The Agri Securitas Trust Fund has joined forces with 29 farming associations in the Western, Eastern and Northern Cape, Mpumalanga, the Free State, Limpopo and Gauteng in an effort to enhance rural security.
Most of the funding requests from farming associations were for the installation or expansion of camera systems.
According to local communities, this is the most effective way to deter criminals and track down suspects.
“These systems cover large portions of rural areas, and their reach provides valuable information to the police in investigations into crimes. The camera systems benefit not only the farming community but also the entire rural community and businesses in towns,” says Cobus van Zyl, who chairs the Agri Securitas Trust Fund.
“Members of the community have expressed their frustration over what they perceive as inadequate action by the police to combat farm attacks and rural crime.
“Farmers and farmworkers are particularly vulnerable to crime, and the farming community is often subjected to violent farm attacks. Every effort must therefore be made to assist them in combating the wave of crime that affects daily operations and threatens lives.”

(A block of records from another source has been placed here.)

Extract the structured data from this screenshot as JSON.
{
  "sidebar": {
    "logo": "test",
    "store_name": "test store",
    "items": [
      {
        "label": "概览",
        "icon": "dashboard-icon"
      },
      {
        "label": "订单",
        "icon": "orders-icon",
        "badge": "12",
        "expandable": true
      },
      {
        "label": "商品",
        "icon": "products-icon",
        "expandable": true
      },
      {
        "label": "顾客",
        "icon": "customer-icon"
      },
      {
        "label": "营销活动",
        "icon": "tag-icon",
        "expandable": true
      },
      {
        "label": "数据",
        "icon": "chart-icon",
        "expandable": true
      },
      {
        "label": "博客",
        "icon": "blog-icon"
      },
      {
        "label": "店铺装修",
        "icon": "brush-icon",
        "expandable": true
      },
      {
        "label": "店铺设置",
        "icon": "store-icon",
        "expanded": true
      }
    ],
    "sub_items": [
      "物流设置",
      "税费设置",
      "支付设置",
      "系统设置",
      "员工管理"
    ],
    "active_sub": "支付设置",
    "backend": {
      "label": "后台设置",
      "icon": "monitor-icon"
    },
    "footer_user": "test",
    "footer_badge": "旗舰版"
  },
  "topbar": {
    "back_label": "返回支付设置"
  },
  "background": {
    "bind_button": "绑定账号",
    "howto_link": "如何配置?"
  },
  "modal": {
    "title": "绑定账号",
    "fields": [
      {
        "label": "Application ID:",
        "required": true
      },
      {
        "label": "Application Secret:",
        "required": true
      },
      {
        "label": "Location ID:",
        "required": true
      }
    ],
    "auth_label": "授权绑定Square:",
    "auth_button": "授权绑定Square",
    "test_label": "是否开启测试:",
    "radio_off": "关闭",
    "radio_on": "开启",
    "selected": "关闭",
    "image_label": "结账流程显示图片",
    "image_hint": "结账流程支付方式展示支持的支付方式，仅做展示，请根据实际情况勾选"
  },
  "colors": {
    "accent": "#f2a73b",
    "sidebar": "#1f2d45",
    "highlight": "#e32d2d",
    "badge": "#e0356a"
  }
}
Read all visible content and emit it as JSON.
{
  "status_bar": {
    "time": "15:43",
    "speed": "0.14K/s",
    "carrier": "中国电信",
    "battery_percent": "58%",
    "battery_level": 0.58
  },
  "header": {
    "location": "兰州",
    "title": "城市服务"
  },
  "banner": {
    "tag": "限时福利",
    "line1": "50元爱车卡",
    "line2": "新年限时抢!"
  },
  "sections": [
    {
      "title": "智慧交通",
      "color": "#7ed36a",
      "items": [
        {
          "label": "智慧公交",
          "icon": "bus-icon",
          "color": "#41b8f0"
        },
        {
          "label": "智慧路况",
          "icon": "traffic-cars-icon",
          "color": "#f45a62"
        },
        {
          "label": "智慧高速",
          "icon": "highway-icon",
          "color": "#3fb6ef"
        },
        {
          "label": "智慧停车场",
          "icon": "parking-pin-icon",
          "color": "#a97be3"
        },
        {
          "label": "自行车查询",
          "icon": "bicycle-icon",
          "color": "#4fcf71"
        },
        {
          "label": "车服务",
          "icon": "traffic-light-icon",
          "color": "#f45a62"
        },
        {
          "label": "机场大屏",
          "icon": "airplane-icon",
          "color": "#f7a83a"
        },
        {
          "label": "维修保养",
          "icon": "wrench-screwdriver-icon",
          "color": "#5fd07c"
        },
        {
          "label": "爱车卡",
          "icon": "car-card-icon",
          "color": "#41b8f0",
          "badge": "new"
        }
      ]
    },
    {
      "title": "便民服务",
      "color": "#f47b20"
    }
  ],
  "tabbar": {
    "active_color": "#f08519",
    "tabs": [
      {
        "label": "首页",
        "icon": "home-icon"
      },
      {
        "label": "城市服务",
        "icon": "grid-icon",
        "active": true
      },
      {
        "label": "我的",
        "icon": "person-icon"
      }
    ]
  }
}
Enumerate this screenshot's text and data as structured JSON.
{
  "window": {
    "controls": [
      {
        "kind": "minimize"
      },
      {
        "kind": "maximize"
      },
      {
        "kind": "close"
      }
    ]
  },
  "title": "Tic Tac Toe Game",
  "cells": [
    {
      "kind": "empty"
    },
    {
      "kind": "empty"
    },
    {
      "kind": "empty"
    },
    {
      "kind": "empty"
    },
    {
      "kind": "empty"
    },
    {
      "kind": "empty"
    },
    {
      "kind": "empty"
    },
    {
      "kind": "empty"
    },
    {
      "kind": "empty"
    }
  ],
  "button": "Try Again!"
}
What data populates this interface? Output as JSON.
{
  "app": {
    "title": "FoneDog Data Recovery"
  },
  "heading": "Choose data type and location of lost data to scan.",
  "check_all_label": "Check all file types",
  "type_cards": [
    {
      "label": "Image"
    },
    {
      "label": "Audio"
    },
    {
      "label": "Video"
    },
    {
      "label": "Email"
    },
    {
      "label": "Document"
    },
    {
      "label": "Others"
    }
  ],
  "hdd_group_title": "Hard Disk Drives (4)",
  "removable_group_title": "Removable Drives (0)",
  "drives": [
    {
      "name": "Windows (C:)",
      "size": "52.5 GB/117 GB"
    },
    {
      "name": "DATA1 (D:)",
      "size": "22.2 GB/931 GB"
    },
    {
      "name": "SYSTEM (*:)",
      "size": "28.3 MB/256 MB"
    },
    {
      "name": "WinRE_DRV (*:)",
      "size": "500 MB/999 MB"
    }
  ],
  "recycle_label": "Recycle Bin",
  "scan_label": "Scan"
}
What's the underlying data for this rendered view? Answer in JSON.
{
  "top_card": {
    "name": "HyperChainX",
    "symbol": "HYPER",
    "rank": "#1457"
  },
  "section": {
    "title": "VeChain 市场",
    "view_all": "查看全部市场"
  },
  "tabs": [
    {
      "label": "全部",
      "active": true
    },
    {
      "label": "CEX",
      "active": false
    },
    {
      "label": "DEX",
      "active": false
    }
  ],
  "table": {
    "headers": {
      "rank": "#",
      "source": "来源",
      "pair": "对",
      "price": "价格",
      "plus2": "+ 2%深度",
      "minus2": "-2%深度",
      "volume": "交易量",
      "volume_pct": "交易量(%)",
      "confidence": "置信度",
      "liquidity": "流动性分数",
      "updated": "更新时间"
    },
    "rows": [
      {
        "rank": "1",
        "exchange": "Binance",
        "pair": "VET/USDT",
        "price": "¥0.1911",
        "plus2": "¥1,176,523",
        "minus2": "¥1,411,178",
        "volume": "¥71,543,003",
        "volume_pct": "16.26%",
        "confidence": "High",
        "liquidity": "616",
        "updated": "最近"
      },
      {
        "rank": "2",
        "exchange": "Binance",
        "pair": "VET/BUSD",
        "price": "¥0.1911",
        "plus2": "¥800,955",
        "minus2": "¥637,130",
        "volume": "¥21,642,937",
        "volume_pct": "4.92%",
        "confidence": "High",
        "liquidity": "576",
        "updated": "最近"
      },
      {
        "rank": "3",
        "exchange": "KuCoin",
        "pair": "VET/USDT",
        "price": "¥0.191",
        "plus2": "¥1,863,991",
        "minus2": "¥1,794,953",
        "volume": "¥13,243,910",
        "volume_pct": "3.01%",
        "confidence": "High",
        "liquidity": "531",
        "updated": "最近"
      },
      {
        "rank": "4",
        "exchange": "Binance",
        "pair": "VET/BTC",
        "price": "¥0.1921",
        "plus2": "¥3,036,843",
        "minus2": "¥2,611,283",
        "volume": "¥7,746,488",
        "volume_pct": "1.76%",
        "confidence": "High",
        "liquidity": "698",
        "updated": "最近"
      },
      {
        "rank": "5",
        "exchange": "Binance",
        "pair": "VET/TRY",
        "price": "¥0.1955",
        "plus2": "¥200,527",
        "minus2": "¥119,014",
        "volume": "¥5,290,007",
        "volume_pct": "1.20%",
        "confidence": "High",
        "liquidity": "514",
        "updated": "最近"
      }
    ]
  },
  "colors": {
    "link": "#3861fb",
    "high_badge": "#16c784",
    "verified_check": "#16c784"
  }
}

Christo van der Rheede, chief executive of Agri SA, says the organisation is grateful to the trust fund for its contribution, as well as for the donations from corporates and other private sector donors.
“We appeal to South Africans to contribute to the trust fund to fill this important gap. It is these donations that secure our farming communities and enable them to produce food for the people of our country,” he says.
“Currently, it appears that there is a weakening in the political will to address rural security more effectively through the rural security strategy. There is too much at stake to simply abandon the strategy.
“Beyond private investment in security measures by the farming community and the support provided by the trust fund, we can only hope that Bheki Cele, the Minister of Police, will soon demonstrate an urgency to announce the decisions of last year’s rural security council that are necessary to keep South Africa’s food-producing communities safe.”